Will cravings ever stop completely?
For most people, cravings become less frequent and less intense over time, but they can still surface occasionally long into recovery. A smell, a song, or a stressful stretch can bring one up months or even years later. This isn’t a sign that something is wrong or that your recovery is slipping. It just means the brain still holds old associations. What changes is your ability to recognize a craving for what it is and let it pass without it having any real pull.

Why do I get cravings when everything is going well?
Cravings aren’t only tied to stress or hard days. Good moods, celebrations, and moments of confidence can set them off too, because your brain may associate substances with rewarding or social occasions. Feeling like you’ve “got this” can also lower your guard and pull you toward a high-risk situation you’d normally avoid. Recognizing that positive states carry their own risk helps you stay prepared even when things feel steady.

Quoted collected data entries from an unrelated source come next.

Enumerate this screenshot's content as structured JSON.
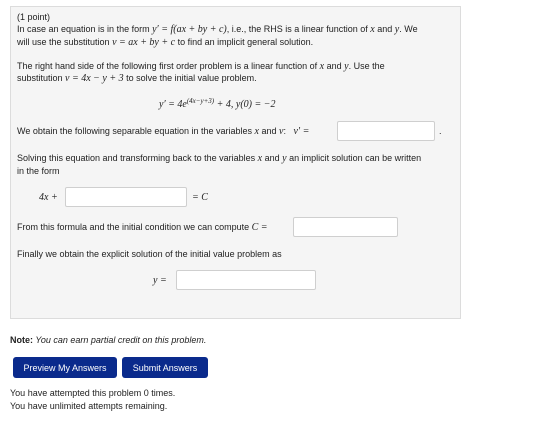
{
  "problem": {
    "points": "(1 point)",
    "intro_line1_a": "In case an equation is in the form ",
    "intro_eq": "y′ = f(ax + by + c)",
    "intro_line1_b": ", i.e., the RHS is a linear function of ",
    "var_x": "x",
    "and": " and ",
    "var_y": "y",
    "intro_line1_c": ". We",
    "intro_line2_a": "will use the substitution ",
    "intro_sub": "v = ax + by + c",
    "intro_line2_b": " to find an implicit general solution.",
    "rhs_line1_a": "The right hand side of the following first order problem is a linear function of ",
    "rhs_line1_b": " and ",
    "rhs_line1_c": ". Use the",
    "rhs_line2_a": "substitution ",
    "rhs_sub": "v = 4x − y + 3",
    "rhs_line2_b": " to solve the initial value problem.",
    "ivp_lhs": "y′ = 4e",
    "ivp_exp": "(4x−y+3)",
    "ivp_rhs": " + 4,   y(0) = −2",
    "separable_a": "We obtain the following separable equation in the variables ",
    "separable_b": " and ",
    "separable_v": "v",
    "separable_c": ":",
    "separable_eq": "v′ =",
    "separable_end": ".",
    "solving_line1": "Solving this equation and transforming back to the variables ",
    "solving_line1_b": " and ",
    "solving_line1_c": " an implicit solution can be written",
    "solving_line2": "in the form",
    "implicit_lhs": "4x +",
    "implicit_rhs": "= C",
    "compute_c": "From this formula and the initial condition we can compute ",
    "compute_c_eq": "C =",
    "explicit": "Finally we obtain the explicit solution of the initial value problem as",
    "explicit_eq": "y ="
  },
  "note": {
    "label": "Note:",
    "text": " You can earn partial credit on this problem."
  },
  "buttons": {
    "preview": "Preview My Answers",
    "submit": "Submit Answers"
  },
  "attempts": {
    "line1": "You have attempted this problem 0 times.",
    "line2": "You have unlimited attempts remaining."
  }
}
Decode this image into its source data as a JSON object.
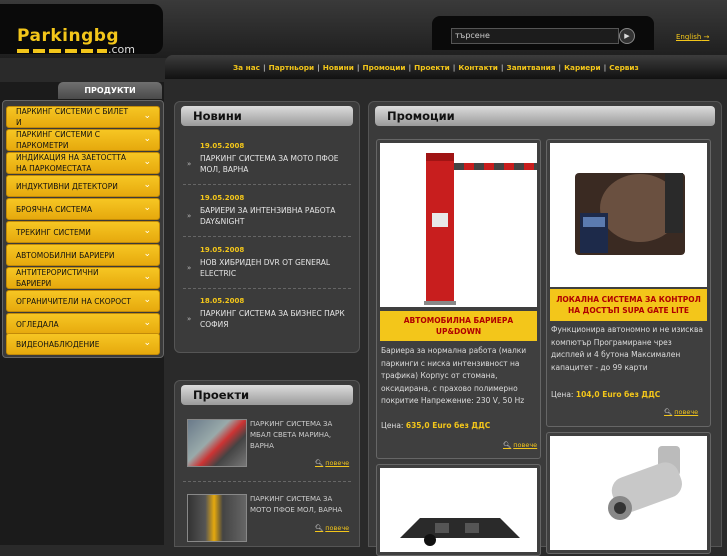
{
  "header": {
    "logo_text": "Parkingbg",
    "logo_suffix": ".com",
    "search_placeholder": "търсене",
    "language_link": "English"
  },
  "nav": {
    "items": [
      "За нас",
      "Партньори",
      "Новини",
      "Промоции",
      "Проекти",
      "Контакти",
      "Запитвания",
      "Кариери",
      "Сервиз"
    ]
  },
  "sidebar": {
    "tab_label": "ПРОДУКТИ",
    "items": [
      {
        "label": "ПАРКИНГ СИСТЕМИ С БИЛЕТ И"
      },
      {
        "label": "ПАРКИНГ СИСТЕМИ С ПАРКОМЕТРИ"
      },
      {
        "label": "ИНДИКАЦИЯ НА ЗАЕТОСТТА НА ПАРКОМЕСТАТА"
      },
      {
        "label": "ИНДУКТИВНИ ДЕТЕКТОРИ"
      },
      {
        "label": "БРОЯЧНА СИСТЕМА"
      },
      {
        "label": "ТРЕКИНГ СИСТЕМИ"
      },
      {
        "label": "АВТОМОБИЛНИ БАРИЕРИ"
      },
      {
        "label": "АНТИТЕРОРИСТИЧНИ БАРИЕРИ"
      },
      {
        "label": "ОГРАНИЧИТЕЛИ НА СКОРОСТ"
      },
      {
        "label": "ОГЛЕДАЛА"
      },
      {
        "label": "ВИДЕОНАБЛЮДЕНИЕ"
      }
    ]
  },
  "news": {
    "title": "Новини",
    "items": [
      {
        "date": "19.05.2008",
        "text": "ПАРКИНГ СИСТЕМА ЗА МОТО ПФОЕ МОЛ, ВАРНА"
      },
      {
        "date": "19.05.2008",
        "text": "БАРИЕРИ ЗА ИНТЕНЗИВНА РАБОТА DAY&NIGHT"
      },
      {
        "date": "19.05.2008",
        "text": "НОВ ХИБРИДЕН DVR ОТ GENERAL ELECTRIC"
      },
      {
        "date": "18.05.2008",
        "text": "ПАРКИНГ СИСТЕМА ЗА БИЗНЕС ПАРК СОФИЯ"
      }
    ]
  },
  "projects": {
    "title": "Проекти",
    "items": [
      {
        "text": "ПАРКИНГ СИСТЕМА ЗА МБАЛ СВЕТА МАРИНА, ВАРНА",
        "more": "повече"
      },
      {
        "text": "ПАРКИНГ СИСТЕМА ЗА МОТО ПФОЕ МОЛ, ВАРНА",
        "more": "повече"
      }
    ]
  },
  "promotions": {
    "title": "Промоции",
    "cards": [
      {
        "title": "АВТОМОБИЛНА БАРИЕРА UP&DOWN",
        "description": "Бариера за нормална работа (малки паркинги с ниска интензивност на трафика) Корпус от стомана, оксидирана, с прахово полимерно покритие Напрежение: 230 V, 50 Hz",
        "price_label": "Цена:",
        "price": "635,0 Euro без ДДС",
        "more": "повече"
      },
      {
        "title": "ЛОКАЛНА СИСТЕМА ЗА КОНТРОЛ НА ДОСТЪП SUPA GATE LITE",
        "description": "Функционира автономно и не изисква компютър Програмиране чрез дисплей и 4 бутона Максимален капацитет - до 99 карти",
        "price_label": "Цена:",
        "price": "104,0 Euro без ДДС",
        "more": "повече"
      }
    ]
  }
}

Is it better to avoid triggers or learn to face them?
Both have a place, and the right balance shifts as you go. Early on, avoiding high-risk people, places, and situations gives your recovery room to stabilize before you test it. Over time, though, you can’t dodge every trigger, and learning to move through the unavoidable ones builds real resilience. The goal isn’t to hide from life. It’s to avoid unnecessary risk while gradually strengthening your ability to handle the triggers you’ll inevitably meet.

What should I do if I’ve already started giving in to a craving?
Stop and act right away, because responding quickly keeps a slip from becoming something bigger. Remove yourself from the situation, reach out to someone you trust, and get honest about what’s happening instead of sitting in shame. The “I’ve already slipped, so it doesn’t matter now” mindset is what turns a small moment into a larger setback. One craving acted on isn’t the end of your progress, and how fast you respond matters far more than the slip itself.